I would think that you could just insert an air tube into the small side of a carboy cap (the 6.5 gal caps fit a 2L flask, the 5 gal caps fit 4000 and 6000ml flasks) and blow filtered air onto the surface of the starter wort.  That will mix things up and tend to displace the CO2 so more O2 would be available to the yeast coming to the surface.  You could also try submerging the end of the tube and just allow a slow flow into the wort, that should alleviate most of the foaming problems caused by stones.

My $.02

Catabolite repression is caused by glucose, not maltose, and our worts are primarily maltose.  However, maltose is converted to glucose (but not in the presence of glucose), so if the rate of that conversion is high enough maybe it could trigger the Crabtree effect.  Maybe conversion is so fast that even 100% maltose will still trigger it in brewing strains?  Typical brewing strains are likely to more maltase than standard lab strains, which typically come from bread making.  This is good to keep in mind with any published research.

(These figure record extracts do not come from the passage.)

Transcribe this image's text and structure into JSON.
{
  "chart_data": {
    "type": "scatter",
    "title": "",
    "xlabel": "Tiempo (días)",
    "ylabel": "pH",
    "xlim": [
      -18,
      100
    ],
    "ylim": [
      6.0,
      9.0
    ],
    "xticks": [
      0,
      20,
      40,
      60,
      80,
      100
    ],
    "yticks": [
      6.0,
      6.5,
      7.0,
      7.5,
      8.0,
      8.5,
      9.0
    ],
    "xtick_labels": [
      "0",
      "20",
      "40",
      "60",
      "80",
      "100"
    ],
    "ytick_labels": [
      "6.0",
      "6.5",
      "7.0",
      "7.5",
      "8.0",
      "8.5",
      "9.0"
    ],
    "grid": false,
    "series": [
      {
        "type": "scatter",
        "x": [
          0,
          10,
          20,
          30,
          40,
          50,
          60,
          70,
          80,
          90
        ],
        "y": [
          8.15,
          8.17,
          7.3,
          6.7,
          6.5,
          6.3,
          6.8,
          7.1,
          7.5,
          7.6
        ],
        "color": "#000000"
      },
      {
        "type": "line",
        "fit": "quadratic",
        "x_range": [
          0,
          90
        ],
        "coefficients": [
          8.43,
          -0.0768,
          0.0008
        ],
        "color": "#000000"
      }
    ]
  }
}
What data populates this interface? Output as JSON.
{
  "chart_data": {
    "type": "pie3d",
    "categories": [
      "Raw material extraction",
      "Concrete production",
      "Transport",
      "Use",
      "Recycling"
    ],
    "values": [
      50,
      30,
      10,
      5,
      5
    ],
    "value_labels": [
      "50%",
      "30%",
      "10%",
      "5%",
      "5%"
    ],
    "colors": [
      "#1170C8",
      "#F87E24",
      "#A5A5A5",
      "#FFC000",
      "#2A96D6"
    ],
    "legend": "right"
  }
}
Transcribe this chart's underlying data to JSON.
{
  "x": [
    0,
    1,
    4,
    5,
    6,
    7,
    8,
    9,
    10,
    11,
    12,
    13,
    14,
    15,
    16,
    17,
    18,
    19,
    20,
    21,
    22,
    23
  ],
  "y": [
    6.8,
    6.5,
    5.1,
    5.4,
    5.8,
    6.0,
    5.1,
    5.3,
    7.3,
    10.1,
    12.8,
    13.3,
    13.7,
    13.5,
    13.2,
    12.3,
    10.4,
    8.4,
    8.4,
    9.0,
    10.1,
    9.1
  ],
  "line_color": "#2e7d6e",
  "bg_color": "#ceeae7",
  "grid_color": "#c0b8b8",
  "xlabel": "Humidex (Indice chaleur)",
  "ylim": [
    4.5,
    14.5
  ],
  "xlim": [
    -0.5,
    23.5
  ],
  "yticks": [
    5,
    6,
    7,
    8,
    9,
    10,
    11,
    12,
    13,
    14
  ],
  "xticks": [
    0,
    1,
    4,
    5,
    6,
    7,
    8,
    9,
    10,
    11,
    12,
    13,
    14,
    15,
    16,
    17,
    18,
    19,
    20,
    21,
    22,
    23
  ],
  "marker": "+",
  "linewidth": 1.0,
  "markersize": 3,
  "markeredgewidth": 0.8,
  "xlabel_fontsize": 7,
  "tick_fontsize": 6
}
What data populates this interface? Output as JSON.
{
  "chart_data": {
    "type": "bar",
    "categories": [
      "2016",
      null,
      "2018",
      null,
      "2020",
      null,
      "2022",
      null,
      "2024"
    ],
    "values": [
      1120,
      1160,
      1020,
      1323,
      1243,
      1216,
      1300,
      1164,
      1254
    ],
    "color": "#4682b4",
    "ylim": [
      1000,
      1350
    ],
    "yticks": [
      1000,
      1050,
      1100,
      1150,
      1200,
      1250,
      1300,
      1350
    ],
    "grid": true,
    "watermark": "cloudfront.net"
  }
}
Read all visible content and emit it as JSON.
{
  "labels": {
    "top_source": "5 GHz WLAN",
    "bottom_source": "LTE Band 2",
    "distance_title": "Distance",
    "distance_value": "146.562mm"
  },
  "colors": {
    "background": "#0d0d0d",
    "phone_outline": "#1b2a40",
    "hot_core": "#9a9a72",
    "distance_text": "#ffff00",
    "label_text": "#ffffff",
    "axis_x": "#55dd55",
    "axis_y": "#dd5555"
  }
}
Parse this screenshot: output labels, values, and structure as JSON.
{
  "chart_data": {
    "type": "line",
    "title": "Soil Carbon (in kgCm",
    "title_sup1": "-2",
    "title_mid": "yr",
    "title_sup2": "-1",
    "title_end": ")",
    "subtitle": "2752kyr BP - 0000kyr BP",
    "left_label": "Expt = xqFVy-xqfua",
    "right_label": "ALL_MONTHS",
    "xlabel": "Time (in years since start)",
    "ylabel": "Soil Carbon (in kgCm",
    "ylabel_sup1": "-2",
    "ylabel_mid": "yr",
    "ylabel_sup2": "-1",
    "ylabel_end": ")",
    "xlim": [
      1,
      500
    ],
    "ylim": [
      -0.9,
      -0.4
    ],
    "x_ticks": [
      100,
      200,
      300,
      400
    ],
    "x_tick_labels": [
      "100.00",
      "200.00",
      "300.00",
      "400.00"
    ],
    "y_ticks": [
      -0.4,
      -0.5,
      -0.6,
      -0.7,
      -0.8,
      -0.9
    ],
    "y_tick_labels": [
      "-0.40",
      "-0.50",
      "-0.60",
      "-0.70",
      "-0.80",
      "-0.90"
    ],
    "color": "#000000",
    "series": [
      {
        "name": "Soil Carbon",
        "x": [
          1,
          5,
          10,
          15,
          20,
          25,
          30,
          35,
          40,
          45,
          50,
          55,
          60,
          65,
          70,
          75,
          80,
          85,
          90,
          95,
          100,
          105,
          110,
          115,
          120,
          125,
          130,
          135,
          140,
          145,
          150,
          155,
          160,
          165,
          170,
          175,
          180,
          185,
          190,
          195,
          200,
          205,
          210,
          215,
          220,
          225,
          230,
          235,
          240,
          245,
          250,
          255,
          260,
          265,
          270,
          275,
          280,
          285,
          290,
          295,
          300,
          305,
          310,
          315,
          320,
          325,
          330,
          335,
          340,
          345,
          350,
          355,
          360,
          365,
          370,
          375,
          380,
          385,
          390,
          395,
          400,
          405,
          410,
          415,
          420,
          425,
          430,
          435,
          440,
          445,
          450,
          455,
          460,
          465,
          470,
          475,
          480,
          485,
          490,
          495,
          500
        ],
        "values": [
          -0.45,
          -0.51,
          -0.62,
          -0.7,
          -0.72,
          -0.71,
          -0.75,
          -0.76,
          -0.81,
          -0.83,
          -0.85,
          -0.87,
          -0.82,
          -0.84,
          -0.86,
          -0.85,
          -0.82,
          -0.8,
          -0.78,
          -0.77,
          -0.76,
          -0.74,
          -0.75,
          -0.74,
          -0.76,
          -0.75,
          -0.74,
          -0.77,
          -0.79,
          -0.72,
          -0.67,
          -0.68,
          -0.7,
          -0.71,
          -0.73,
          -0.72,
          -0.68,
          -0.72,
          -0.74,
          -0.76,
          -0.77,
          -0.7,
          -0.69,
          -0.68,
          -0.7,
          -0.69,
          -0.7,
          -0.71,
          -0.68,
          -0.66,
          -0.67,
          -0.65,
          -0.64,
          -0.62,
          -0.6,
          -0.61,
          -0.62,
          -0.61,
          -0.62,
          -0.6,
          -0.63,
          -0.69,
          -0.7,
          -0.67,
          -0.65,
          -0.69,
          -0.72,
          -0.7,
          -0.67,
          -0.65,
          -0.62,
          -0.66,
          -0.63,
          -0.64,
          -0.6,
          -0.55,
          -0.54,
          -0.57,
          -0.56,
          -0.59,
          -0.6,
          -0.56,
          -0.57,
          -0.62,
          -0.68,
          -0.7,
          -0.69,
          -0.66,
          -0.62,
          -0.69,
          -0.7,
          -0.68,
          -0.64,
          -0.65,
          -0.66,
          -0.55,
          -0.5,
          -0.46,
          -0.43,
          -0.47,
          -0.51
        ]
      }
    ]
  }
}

The Crabtree threshold will also be dependent on the expression of various enzymes that will tend to push it toward the TCA cycle instead of fermentation.  So it seems to me the threshold can be strain dependent even within brewing strains.

Anyway, I don’t have access to the primary research (and it’s in Polish), but it was reported by DeDeken (1966) that Slonimski (1956) puts the level of glucose at 6 mM.  That’s ~1g/l, or 1.0004.  Also in 1956 Ephrussi et al reported that 3% glucose (SG = 1.012) triggers the Crabtree effect.

As far as I know, we still don’t understand exactly what causes the catabolite repression, meaning what pathway does the level of glucose trigger that causes aerobic fermentation.  But for what it’s worth, standard lab yeast growth media uses 2% glucose (SG = 1.008). I asked my PI years ago why 2% and if that avoided the Crabtree effect.  He didn’t know what I was talking about, just shrugged and said that’s what is standard.  :-\

I’m curious.  Would lager foam contain the same quantity of yeast cells as ale foam when measured on a weight basis?  In other words, does a gram of lager foam have a similar cell count as a gram of ale foam?

As Kai wrote, I would assume that a top-cropping ale yeast would more typically produce a foam stand than a bottom-cropping lager yeast.  But, is that always true?  If it is true, then I can agree that yeast cell losses from a lager starter are lower.